RIGHT TO ERASURE (ART. 17 GDPR):
You have the right to request that we erase your data, as long as the legal requirements for this are satisfied. This may be the case under Art. 17 GDPR if
- the data is no longer required for the purposes for which it was collected or otherwise processed;
- you withdraw the consent on which data processing is based, and there is no other legal basis for processing;
- you lodge an objection to the processing of your data, and there are no legitimate reasons for the processing, or you object to data processing for direct marketing purposes;
- the data was processed unlawfully,
and provided that processing is not required
- to ensure compliance with a legal obligation that requires us to process your data
- especially concerning statutory retention periods;
- to establish, exercise or defend legal claims.
RIGHT TO RESTRICTION OF PROCESSING (ART. 18 GDPR):
You have the right to request that we restrict processing of your data if
- you dispute the accuracy of the data – in which case processing may be restricted during the time it takes to verify the accuracy of the data;
- processing is unlawful, and you reject erasure of your data, requesting that its usage be restricted instead;
- we no longer need your data, but you need it to establish, exercise or defend your rights;
- you have lodged an objection to its processing, as long as it is not certain that our legitimate reasons outweigh yours.

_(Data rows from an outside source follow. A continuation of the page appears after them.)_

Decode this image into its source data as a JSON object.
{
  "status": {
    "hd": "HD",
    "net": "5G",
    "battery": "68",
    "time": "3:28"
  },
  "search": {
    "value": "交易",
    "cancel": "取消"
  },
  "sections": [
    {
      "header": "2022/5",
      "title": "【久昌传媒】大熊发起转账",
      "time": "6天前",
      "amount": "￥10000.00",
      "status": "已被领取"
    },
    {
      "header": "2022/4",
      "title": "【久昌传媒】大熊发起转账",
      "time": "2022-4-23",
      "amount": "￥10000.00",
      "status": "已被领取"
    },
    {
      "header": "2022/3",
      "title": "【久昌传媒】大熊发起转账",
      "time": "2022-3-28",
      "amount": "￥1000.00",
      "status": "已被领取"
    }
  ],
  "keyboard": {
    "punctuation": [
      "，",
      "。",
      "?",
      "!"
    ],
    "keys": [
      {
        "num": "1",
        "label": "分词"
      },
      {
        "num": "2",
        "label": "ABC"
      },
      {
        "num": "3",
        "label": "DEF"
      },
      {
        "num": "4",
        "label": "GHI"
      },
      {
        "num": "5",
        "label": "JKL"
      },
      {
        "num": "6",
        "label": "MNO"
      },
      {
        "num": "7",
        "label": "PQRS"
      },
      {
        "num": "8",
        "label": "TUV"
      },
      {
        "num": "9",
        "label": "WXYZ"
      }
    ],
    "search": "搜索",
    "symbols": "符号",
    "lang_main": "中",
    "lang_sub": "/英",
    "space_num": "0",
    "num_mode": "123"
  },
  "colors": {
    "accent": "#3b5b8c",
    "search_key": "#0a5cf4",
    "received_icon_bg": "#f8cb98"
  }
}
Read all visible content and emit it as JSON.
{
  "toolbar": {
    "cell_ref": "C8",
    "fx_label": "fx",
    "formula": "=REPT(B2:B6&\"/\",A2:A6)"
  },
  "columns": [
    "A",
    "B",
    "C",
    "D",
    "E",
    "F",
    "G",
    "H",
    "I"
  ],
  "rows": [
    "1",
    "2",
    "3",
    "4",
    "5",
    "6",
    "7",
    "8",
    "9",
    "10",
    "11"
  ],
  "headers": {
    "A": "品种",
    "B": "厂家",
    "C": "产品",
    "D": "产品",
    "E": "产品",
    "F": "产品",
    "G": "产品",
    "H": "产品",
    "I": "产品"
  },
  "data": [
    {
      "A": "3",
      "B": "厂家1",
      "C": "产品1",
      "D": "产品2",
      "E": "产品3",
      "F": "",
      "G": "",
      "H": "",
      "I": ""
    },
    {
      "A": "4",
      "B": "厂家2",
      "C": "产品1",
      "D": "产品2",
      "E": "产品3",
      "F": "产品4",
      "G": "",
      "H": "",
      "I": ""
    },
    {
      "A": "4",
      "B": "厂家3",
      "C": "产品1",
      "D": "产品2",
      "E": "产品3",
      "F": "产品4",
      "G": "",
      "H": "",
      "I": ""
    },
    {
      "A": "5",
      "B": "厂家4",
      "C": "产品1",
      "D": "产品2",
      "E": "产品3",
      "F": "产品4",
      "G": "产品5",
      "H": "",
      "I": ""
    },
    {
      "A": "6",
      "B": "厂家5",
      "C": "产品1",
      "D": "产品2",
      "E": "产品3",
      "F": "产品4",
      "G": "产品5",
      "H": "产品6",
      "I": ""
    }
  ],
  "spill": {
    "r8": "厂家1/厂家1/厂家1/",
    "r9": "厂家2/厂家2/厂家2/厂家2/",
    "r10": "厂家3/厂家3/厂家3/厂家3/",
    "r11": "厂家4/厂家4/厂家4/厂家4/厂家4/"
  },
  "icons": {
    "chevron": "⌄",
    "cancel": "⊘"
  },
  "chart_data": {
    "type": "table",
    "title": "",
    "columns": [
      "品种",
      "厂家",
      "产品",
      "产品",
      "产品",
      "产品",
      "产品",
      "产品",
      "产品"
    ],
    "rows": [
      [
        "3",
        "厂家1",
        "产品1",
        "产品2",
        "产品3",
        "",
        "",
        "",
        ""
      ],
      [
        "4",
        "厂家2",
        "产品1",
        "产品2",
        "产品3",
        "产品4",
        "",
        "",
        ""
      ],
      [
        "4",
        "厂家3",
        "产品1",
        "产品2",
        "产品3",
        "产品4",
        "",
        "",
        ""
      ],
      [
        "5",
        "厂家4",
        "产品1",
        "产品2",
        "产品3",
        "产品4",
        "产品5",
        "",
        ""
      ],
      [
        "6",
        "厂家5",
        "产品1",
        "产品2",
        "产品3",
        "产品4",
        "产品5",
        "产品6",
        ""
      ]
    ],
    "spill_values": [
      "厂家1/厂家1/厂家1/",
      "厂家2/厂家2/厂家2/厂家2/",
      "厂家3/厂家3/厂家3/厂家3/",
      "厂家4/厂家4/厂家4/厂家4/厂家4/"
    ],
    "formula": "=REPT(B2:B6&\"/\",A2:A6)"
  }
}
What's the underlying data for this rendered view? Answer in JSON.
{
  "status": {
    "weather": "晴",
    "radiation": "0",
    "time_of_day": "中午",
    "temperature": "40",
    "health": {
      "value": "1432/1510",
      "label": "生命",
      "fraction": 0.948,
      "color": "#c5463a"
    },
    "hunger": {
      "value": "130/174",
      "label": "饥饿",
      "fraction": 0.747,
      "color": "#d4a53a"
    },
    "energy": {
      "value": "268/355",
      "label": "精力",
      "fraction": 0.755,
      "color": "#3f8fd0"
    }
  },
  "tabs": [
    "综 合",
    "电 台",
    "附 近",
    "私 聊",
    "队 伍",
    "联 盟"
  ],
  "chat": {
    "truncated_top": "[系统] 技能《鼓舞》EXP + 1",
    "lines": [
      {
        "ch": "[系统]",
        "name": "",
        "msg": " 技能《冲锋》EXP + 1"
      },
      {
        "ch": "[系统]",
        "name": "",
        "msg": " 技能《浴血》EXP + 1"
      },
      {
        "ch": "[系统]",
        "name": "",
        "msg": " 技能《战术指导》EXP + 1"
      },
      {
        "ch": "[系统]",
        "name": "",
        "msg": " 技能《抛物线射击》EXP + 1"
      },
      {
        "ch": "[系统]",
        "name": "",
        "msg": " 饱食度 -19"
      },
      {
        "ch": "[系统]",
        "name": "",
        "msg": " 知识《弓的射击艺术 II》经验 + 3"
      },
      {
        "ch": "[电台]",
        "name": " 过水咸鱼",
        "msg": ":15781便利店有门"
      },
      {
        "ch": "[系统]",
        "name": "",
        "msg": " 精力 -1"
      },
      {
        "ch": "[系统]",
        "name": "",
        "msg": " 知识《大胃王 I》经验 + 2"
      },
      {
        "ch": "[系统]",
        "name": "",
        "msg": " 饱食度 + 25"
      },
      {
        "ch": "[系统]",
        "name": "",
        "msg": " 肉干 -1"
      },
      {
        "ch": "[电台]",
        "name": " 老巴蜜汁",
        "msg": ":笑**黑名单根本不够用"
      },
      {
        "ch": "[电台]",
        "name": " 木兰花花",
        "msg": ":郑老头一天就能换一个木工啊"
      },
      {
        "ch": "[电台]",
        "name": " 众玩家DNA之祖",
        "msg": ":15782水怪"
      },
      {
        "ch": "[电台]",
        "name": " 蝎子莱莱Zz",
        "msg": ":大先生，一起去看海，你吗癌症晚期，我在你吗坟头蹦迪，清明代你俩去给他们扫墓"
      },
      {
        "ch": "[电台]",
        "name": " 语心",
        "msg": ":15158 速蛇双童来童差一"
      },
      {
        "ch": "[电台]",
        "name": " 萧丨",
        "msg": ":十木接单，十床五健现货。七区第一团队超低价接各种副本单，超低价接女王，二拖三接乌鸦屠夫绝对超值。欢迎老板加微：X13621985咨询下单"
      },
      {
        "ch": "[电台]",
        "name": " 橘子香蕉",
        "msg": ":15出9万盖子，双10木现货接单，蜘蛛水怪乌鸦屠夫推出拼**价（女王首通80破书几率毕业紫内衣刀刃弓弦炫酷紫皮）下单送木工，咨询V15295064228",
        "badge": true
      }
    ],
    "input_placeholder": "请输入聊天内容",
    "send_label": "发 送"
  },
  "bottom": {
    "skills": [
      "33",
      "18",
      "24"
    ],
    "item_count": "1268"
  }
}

RIGHT TO DATA PORTABILITY (ART. 20 GDPR):
You have the right to request that we transfer your data – if technically possible – to another responsible party. However, you may only enforce this right if data processing is based on your consent or is necessary for the performance of a contract. Rather than receiving a copy of your data, you may also ask us to submit the data directly to another responsible party specified by you.
RIGHT TO OBJECT (ART. 21 GDPR):
You have the right to object to the processing of your data at any time for reasons that arise from your particular situation, as long as data processing is based on your consent, on our legitimate interests or those of a third party. In this case, we will cease to process your data. This does not apply if we can show that there are compelling legitimate grounds for processing that outweigh your interests, or if we need your data for the establishment, exercise or defence of legal claims.
TIME LIMITS FOR COMPLIANCE WITH THE RIGHTS OF THE DATA SUBJECT.
We make every effort to comply with all requests within 30 days. However, this period may be extended for reasons relating to the specific right or complexity of your request.
RESTRICTION OF INFORMATION FOR COMPLIANCE WITH THE RIGHTS OF THE DATA SUBJECT.
In certain situations, we may be unable to provide you with information about all your data due to legal requirements. If we are unable to fulfil your request for information in such a case, we will notify you of the reasons.
COMPLAINT TO SUPERVISORY AUTHORITIES.
Flexibility takes your concerns and rights very seriously. However, if you believe that we have not responded appropriately to your complaints or concerns, you have the right to complain to your local data protection authority.